Metric Learning

preview-18
  • Metric Learning Book Detail

  • Author : Aurélien Muise
  • Release Date : 2022-05-31
  • Publisher : Springer Nature
  • Genre : Computers
  • Pages : 139
  • ISBN 13 : 303101572X
  • File Size : 16,16 MB

Metric Learning by Aurélien Muise PDF Summary

Book Description: Similarity between objects plays an important role in both human cognitive processes and artificial systems for recognition and categorization. How to appropriately measure such similarities for a given task is crucial to the performance of many machine learning, pattern recognition and data mining methods. This book is devoted to metric learning, a set of techniques to automatically learn similarity and distance functions from data that has attracted a lot of interest in machine learning and related fields in the past ten years. In this book, we provide a thorough review of the metric learning literature that covers algorithms, theory and applications for both numerical and structured data. We first introduce relevant definitions and classic metric functions, as well as examples of their use in machine learning and data mining. We then review a wide range of metric learning algorithms, starting with the simple setting of linear distance and similarity learning. We show how one may scale-up these methods to very large amounts of training data. To go beyond the linear case, we discuss methods that learn nonlinear metrics or multiple linear metrics throughout the feature space, and review methods for more complex settings such as multi-task and semi-supervised learning. Although most of the existing work has focused on numerical data, we cover the literature on metric learning for structured data like strings, trees, graphs and time series. In the more technical part of the book, we present some recent statistical frameworks for analyzing the generalization performance in metric learning and derive results for some of the algorithms presented earlier. Finally, we illustrate the relevance of metric learning in real-world problems through a series of successful applications to computer vision, bioinformatics and information retrieval. Table of Contents: Introduction / Metrics / Properties of Metric Learning Algorithms / Linear Metric Learning / Nonlinear and Local Metric Learning / Metric Learning for Special Settings / Metric Learning for Structured Data / Generalization Guarantees for Metric Learning / Applications / Conclusion / Bibliography / Authors' Biographies

Disclaimer: www.yourbookbest.com does not own Metric Learning books pdf, neither created or scanned. We just provide the link that is already available on the internet, public domain and in Google Drive. If any way it violates the law or has any issues, then kindly mail us via contact us page to request the removal of the link.

Metric Learning

Metric Learning

File Size : 28,28 MB
Total View : 5532 Views
DOWNLOAD

Similarity between objects plays an important role in both human cognitive processes and artificial systems for recognition and categorization.
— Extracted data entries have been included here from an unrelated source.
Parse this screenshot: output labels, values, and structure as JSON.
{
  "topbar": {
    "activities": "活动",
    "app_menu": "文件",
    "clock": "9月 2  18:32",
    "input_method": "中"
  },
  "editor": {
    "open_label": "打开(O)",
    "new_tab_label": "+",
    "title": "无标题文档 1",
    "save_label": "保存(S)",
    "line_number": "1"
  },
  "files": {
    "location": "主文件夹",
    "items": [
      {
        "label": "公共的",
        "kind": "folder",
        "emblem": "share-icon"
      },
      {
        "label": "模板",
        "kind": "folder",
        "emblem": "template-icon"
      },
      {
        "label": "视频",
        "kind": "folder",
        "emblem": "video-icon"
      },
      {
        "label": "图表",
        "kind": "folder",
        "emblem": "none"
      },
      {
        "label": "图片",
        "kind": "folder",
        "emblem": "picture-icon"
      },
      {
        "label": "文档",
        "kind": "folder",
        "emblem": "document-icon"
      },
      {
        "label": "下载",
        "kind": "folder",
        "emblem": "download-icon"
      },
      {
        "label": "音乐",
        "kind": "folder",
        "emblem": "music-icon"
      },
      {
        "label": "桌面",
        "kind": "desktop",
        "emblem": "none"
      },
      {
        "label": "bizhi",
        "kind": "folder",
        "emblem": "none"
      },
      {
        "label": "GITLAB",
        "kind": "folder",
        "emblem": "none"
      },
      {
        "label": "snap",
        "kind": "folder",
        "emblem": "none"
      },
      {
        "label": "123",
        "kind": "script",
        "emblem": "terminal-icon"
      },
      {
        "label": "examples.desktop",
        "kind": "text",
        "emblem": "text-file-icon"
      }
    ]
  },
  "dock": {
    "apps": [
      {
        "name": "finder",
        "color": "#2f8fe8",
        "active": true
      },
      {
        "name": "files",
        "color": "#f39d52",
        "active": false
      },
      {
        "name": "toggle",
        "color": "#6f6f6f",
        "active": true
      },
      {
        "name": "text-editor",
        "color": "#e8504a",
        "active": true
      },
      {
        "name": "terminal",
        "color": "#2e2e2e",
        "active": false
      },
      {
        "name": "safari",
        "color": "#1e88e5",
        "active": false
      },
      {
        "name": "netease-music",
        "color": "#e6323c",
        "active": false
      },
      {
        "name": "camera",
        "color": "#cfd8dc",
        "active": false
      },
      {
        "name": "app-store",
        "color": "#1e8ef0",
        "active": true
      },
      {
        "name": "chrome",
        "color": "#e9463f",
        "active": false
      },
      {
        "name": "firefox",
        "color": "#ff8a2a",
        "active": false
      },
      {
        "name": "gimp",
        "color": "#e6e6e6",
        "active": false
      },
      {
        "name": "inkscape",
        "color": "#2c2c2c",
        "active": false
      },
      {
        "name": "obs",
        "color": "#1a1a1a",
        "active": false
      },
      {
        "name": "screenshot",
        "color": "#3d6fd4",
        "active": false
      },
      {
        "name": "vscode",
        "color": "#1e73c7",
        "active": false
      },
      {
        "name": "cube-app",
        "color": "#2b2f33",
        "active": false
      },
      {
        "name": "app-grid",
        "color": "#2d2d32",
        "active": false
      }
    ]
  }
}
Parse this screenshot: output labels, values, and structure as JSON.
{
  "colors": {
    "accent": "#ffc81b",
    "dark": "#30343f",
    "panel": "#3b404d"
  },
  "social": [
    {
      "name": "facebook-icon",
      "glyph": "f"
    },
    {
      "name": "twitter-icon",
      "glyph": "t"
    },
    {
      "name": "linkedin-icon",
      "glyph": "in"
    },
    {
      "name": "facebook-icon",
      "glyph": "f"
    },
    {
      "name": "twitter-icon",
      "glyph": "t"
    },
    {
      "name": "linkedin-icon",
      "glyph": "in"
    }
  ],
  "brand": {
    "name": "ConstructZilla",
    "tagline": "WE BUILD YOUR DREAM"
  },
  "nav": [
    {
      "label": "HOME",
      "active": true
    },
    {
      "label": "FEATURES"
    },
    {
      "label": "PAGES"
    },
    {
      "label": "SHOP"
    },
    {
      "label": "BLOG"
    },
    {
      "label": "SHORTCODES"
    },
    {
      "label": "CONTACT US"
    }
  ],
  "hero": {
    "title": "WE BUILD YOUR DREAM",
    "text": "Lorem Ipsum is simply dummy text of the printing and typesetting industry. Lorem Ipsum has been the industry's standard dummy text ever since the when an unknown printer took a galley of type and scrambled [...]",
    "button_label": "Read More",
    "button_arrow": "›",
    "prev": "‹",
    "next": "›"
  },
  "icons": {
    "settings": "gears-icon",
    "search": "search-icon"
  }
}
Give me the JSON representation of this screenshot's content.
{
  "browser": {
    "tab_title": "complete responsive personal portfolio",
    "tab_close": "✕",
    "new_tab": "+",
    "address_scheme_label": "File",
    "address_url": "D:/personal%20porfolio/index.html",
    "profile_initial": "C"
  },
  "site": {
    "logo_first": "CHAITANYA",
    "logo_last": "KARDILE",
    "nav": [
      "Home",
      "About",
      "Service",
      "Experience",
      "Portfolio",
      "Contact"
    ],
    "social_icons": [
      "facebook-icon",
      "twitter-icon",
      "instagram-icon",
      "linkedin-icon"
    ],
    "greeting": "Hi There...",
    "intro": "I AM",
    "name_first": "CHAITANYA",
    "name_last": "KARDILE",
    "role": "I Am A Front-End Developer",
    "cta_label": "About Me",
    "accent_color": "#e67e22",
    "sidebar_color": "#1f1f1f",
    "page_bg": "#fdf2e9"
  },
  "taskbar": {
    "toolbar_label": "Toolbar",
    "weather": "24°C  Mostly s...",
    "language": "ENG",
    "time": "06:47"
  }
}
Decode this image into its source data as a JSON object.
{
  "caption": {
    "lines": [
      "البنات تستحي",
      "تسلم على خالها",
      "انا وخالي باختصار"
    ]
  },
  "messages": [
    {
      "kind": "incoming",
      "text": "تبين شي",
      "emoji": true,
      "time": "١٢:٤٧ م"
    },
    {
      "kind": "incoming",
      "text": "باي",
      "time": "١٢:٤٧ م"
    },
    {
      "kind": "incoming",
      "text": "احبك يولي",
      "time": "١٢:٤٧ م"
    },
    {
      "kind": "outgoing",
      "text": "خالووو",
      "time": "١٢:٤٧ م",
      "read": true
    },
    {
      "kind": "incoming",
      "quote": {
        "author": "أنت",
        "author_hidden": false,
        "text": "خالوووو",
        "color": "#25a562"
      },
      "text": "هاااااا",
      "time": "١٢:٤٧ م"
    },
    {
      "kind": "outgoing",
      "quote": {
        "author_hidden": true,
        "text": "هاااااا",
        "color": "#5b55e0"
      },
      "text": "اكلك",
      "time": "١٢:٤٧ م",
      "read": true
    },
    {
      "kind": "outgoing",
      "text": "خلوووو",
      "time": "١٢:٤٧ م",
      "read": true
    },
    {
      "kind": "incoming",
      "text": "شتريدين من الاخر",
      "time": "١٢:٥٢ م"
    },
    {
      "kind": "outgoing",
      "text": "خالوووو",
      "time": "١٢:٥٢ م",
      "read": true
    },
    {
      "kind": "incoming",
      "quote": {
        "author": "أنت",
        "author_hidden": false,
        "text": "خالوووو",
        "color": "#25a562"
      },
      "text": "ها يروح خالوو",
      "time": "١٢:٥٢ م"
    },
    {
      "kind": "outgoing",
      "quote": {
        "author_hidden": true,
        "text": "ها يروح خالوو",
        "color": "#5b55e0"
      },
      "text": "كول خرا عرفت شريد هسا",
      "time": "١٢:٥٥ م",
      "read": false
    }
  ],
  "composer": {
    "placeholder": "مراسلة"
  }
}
How to appropria

Metric Learning

Metric Learning

File Size : 71,71 MB
Total View : 7065 Views
DOWNLOAD

Metric Learning: A Review presents an overview of existing research in metric learning, including recent progress on scaling to high-dimensional feature spaces

Metric Learning

Metric Learning

File Size : 76,76 MB
Total View : 3590 Views
DOWNLOAD

Similarity between objects plays an important role in both human cognitive processes and artificial systems for recognition and categorization. How to appropria

Computer Vision – ECCV 2012

Computer Vision – ECCV 2012

File Size : 16,16 MB
Total View : 1874 Views
DOWNLOAD

The seven-volume set comprising LNCS volumes 7572-7578 constitutes the refereed proceedings of the 12th European Conference on Computer Vision, ECCV 2012, held

Metric in Minutes

Metric in Minutes

File Size : 27,27 MB
Total View : 4177 Views
DOWNLOAD

Covers everything you need to know about the metric system (système internationale, SI), from its history to practical tips on conversions and problem solving.